Prefer isolated storage resources to meet security or workload isolation requirements. Topology Requirements & Constraints vSAN HCI Multiple smaller vSAN HCI clusters treat storage as a resource of the cluster, and can be ideal if you want to isolate workloads within specific security domains.
Want to ensure purchased capacity is used efficiently across clusters with a minimal amount of stranded capacity. Topology Requirements & Constraints vSAN Max vSAN Max will provide centralized storage resources for many compute clusters, which means that storage can be sized for the aggregate of all compute resources, rather than individual clusters.
Remote office/Edge environment that requires a minimal hardware footprint. Topology Requirements & Constraints vSAN HCI vSAN HCI would be the preferred option here as vSAN HCI supports 2-Node configurations that are ideal for these environments.  Although, definitions of “edge” vary, and for some customers, vSAN Max paired with its recently announced lower minimums, may also be a good fit for their edge environments.
No sizing limits on the number of hosts in an environment. Topology Requirements & Constraints vSAN Max vSAN Max could be the ideal option here, consisting of between 4 and 24 hosts.
Environment powering a lot of cloud native application (CNA).  Stateful or stateless applications with potential for significant growth in persistent volumes.

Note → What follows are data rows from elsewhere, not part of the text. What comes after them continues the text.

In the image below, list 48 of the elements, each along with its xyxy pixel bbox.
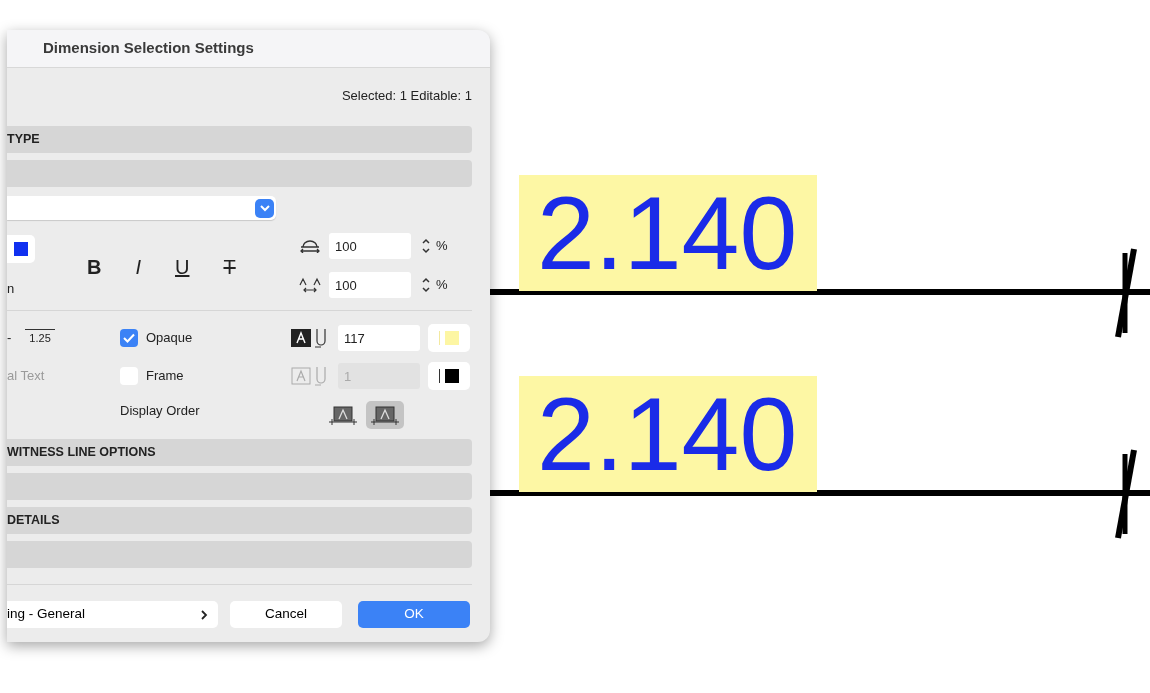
text-box-icon <box>291 329 311 347</box>
cut-label: n <box>7 280 16 298</box>
unit-label: % <box>436 237 448 256</box>
margin-icon <box>315 328 327 348</box>
section-header[interactable]: DETAILS <box>7 507 472 534</box>
text-frame-icon <box>370 405 400 425</box>
text-box-icon <box>291 367 311 385</box>
checkmark-icon <box>123 333 135 343</box>
dimension-text: 2.140 <box>519 376 818 492</box>
letter-spacing-icon <box>299 277 321 293</box>
checkbox-label: Opaque <box>146 329 193 348</box>
number-field[interactable]: 100 <box>329 272 411 298</box>
strikethrough-button[interactable]: T <box>219 252 240 282</box>
stepper-icon[interactable] <box>421 237 431 255</box>
text-height-icon <box>300 239 320 253</box>
dimension-text: 2.140 <box>519 175 818 291</box>
tick-mark-icon <box>1114 448 1138 540</box>
chevron-right-icon <box>201 609 208 620</box>
display-order-button[interactable] <box>366 401 404 429</box>
cut-text: al Text <box>7 368 45 384</box>
cancel-button[interactable]: Cancel <box>230 601 342 628</box>
stepper-icon[interactable] <box>421 276 431 294</box>
unit-label: % <box>436 276 448 295</box>
dropdown-field[interactable] <box>7 196 276 220</box>
checkbox-label: Frame <box>146 367 184 386</box>
selection-info: Selected: 1 Editable: 1 <box>341 87 472 106</box>
color-button[interactable] <box>428 324 470 352</box>
underline-button[interactable]: U <box>171 252 194 282</box>
checkbox[interactable] <box>120 329 138 347</box>
italic-button[interactable]: I <box>131 252 145 282</box>
preset-button[interactable]: ing - General <box>7 601 218 628</box>
tick-mark-icon <box>1114 247 1138 339</box>
bold-button[interactable]: B <box>83 252 106 282</box>
number-field[interactable]: 100 <box>329 233 411 259</box>
margin-icon <box>315 366 327 386</box>
fraction-value: 1.25 <box>25 329 55 347</box>
color-button[interactable] <box>428 362 470 390</box>
display-order-label: Display Order <box>120 402 201 420</box>
color-swatch <box>14 242 28 256</box>
window-title: Dimension Selection Settings <box>43 38 254 59</box>
text-frame-icon <box>328 405 358 425</box>
section-header[interactable]: TYPE <box>7 126 472 153</box>
number-field[interactable]: 117 <box>338 325 420 351</box>
color-button[interactable] <box>7 235 35 263</box>
fraction-prefix: - <box>7 329 12 348</box>
chevron-down-icon <box>259 204 270 212</box>
ok-button[interactable]: OK <box>358 601 470 628</box>
section-header[interactable]: WITNESS LINE OPTIONS <box>7 439 472 466</box>
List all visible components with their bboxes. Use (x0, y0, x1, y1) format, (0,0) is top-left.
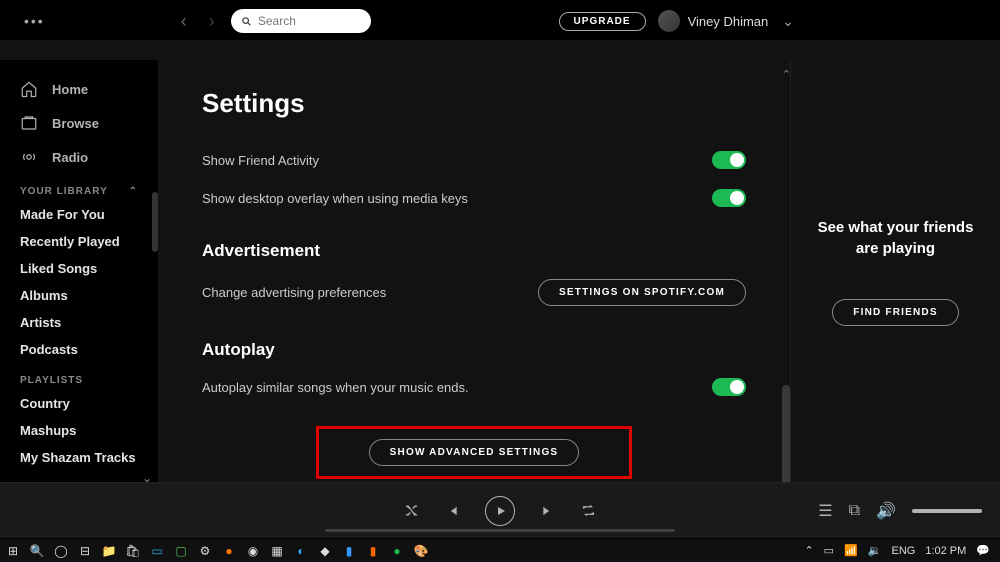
chevron-up-icon[interactable]: ⌃ (129, 186, 138, 197)
progress-bar[interactable] (325, 529, 675, 532)
cortana-icon[interactable]: ◯ (52, 542, 70, 560)
sidebar-item-recently-played[interactable]: Recently Played (0, 228, 158, 255)
chevron-down-icon: ⌄ (782, 13, 794, 30)
advertisement-header: Advertisement (202, 241, 746, 261)
sidebar-item-radio[interactable]: Radio (0, 140, 158, 174)
search-icon (241, 15, 252, 28)
highlight-annotation: SHOW ADVANCED SETTINGS (316, 426, 633, 479)
browse-icon (20, 114, 38, 132)
play-button[interactable] (485, 496, 515, 526)
desktop-overlay-toggle[interactable] (712, 189, 746, 207)
library-header: YOUR LIBRARY⌃ (0, 174, 158, 201)
clock[interactable]: 1:02 PM (925, 545, 966, 557)
home-icon (20, 80, 38, 98)
sidebar-item-liked-songs[interactable]: Liked Songs (0, 255, 158, 282)
spotify-icon[interactable]: ● (388, 542, 406, 560)
setting-label: Autoplay similar songs when your music e… (202, 380, 469, 395)
sidebar-item-albums[interactable]: Albums (0, 282, 158, 309)
friends-title: See what your friends are playing (815, 217, 976, 259)
app-icon[interactable]: ▢ (172, 542, 190, 560)
sidebar-item-playlist[interactable]: Country (0, 390, 158, 417)
show-advanced-settings-button[interactable]: SHOW ADVANCED SETTINGS (369, 439, 580, 466)
firefox-icon[interactable]: ● (220, 542, 238, 560)
sidebar-item-home[interactable]: Home (0, 72, 158, 106)
sidebar-label: Browse (52, 116, 99, 131)
avatar (658, 10, 680, 32)
scrollbar[interactable] (782, 385, 790, 482)
forward-button[interactable]: › (203, 11, 221, 32)
explorer-icon[interactable]: 📁 (100, 542, 118, 560)
settings-icon[interactable]: ⚙ (196, 542, 214, 560)
next-icon[interactable] (541, 504, 555, 518)
upgrade-button[interactable]: UPGRADE (559, 12, 646, 31)
repeat-icon[interactable] (581, 503, 596, 518)
back-button[interactable]: ‹ (175, 11, 193, 32)
devices-icon[interactable]: ⧉ (849, 502, 860, 520)
player-bar: ☰ ⧉ 🔊 (0, 482, 1000, 538)
windows-taskbar[interactable]: ⊞ 🔍 ◯ ⊟ 📁 🛍 ▭ ▢ ⚙ ● ◉ ▦ ◐ ◆ ▮ ▮ ● 🎨 ⌃ ▭ … (0, 538, 1000, 562)
page-title: Settings (202, 88, 746, 119)
autoplay-toggle[interactable] (712, 378, 746, 396)
app-icon[interactable]: ▮ (340, 542, 358, 560)
queue-icon[interactable]: ☰ (818, 501, 832, 521)
mail-icon[interactable]: ▭ (148, 542, 166, 560)
search-input[interactable] (258, 14, 361, 28)
taskview-icon[interactable]: ⊟ (76, 542, 94, 560)
app-icon[interactable]: ▮ (364, 542, 382, 560)
volume-tray-icon[interactable]: 🔉 (868, 544, 882, 557)
sidebar-label: Home (52, 82, 88, 97)
autoplay-header: Autoplay (202, 340, 746, 360)
shuffle-icon[interactable] (404, 503, 419, 518)
battery-icon[interactable]: ▭ (824, 544, 834, 557)
wifi-icon[interactable]: 📶 (844, 544, 858, 557)
search-input-container[interactable] (231, 9, 371, 33)
language-indicator[interactable]: ENG (891, 545, 915, 557)
setting-label: Show Friend Activity (202, 153, 319, 168)
find-friends-button[interactable]: FIND FRIENDS (832, 299, 958, 326)
sidebar: Home Browse Radio YOUR LIBRARY⌃ Made For… (0, 60, 158, 482)
menu-dots-icon[interactable]: ••• (24, 13, 45, 29)
volume-icon[interactable]: 🔊 (876, 501, 896, 521)
settings-on-spotify-button[interactable]: SETTINGS ON SPOTIFY.COM (538, 279, 746, 306)
user-menu[interactable]: Viney Dhiman ⌄ (658, 10, 794, 32)
setting-label: Change advertising preferences (202, 285, 386, 300)
username-label: Viney Dhiman (688, 14, 769, 29)
start-icon[interactable]: ⊞ (4, 542, 22, 560)
friend-activity-toggle[interactable] (712, 151, 746, 169)
sidebar-item-playlist[interactable]: My Shazam Tracks (0, 444, 158, 471)
previous-icon[interactable] (445, 504, 459, 518)
sidebar-item-podcasts[interactable]: Podcasts (0, 336, 158, 363)
search-icon[interactable]: 🔍 (28, 542, 46, 560)
notifications-icon[interactable]: 💬 (976, 544, 990, 557)
app-icon[interactable]: ◆ (316, 542, 334, 560)
volume-slider[interactable] (912, 509, 982, 513)
edge-icon[interactable]: ◐ (292, 542, 310, 560)
chevron-down-icon[interactable]: ⌄ (0, 471, 158, 482)
ms-icon[interactable]: ▦ (268, 542, 286, 560)
sidebar-item-artists[interactable]: Artists (0, 309, 158, 336)
app-icon[interactable]: 🎨 (412, 542, 430, 560)
scroll-up-icon[interactable]: ⌃ (782, 68, 790, 81)
chrome-icon[interactable]: ◉ (244, 542, 262, 560)
sidebar-label: Radio (52, 150, 88, 165)
setting-label: Show desktop overlay when using media ke… (202, 191, 468, 206)
store-icon[interactable]: 🛍 (124, 542, 142, 560)
sidebar-item-made-for-you[interactable]: Made For You (0, 201, 158, 228)
radio-icon (20, 148, 38, 166)
main-panel: ⌃ Settings Show Friend Activity Show des… (158, 60, 790, 482)
friends-panel: See what your friends are playing FIND F… (790, 60, 1000, 482)
tray-chevron-icon[interactable]: ⌃ (804, 544, 813, 557)
play-icon (495, 505, 507, 517)
sidebar-item-playlist[interactable]: Mashups (0, 417, 158, 444)
playlists-header: PLAYLISTS (0, 363, 158, 390)
sidebar-item-browse[interactable]: Browse (0, 106, 158, 140)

Topology Requirements & Constraints vSAN Max vSAN Max can be a great storage solution for clusters powering cloud native applications.  While vSAN HCI could fit as well, the scalability potential of vSAN Max makes this a great fit.
vSphere clusters optimized to minimize application licensing costs.  Topology Requirements & Constraints vSAN Max vSAN Max can be ideal for applications with licensing that prevents larger cluster sizes from being cost effective.  These applications can run on extremely small vSphere clusters to reduce licensing costs, yet still take advantage of high levels of storage resilience (FTT=2).


VMware Cloud Foundation allows you to run any kind of workload, anywhere.  Storage by vSAN provides even more flexibility by allowing you to choose whether the storage is aggregated into the hosts that comprise the cluster, or disaggregated into a dedicated, centralized storage solution for all your vSphere clusters.  The preferrable choice depends on what you wish to achieve in your environment.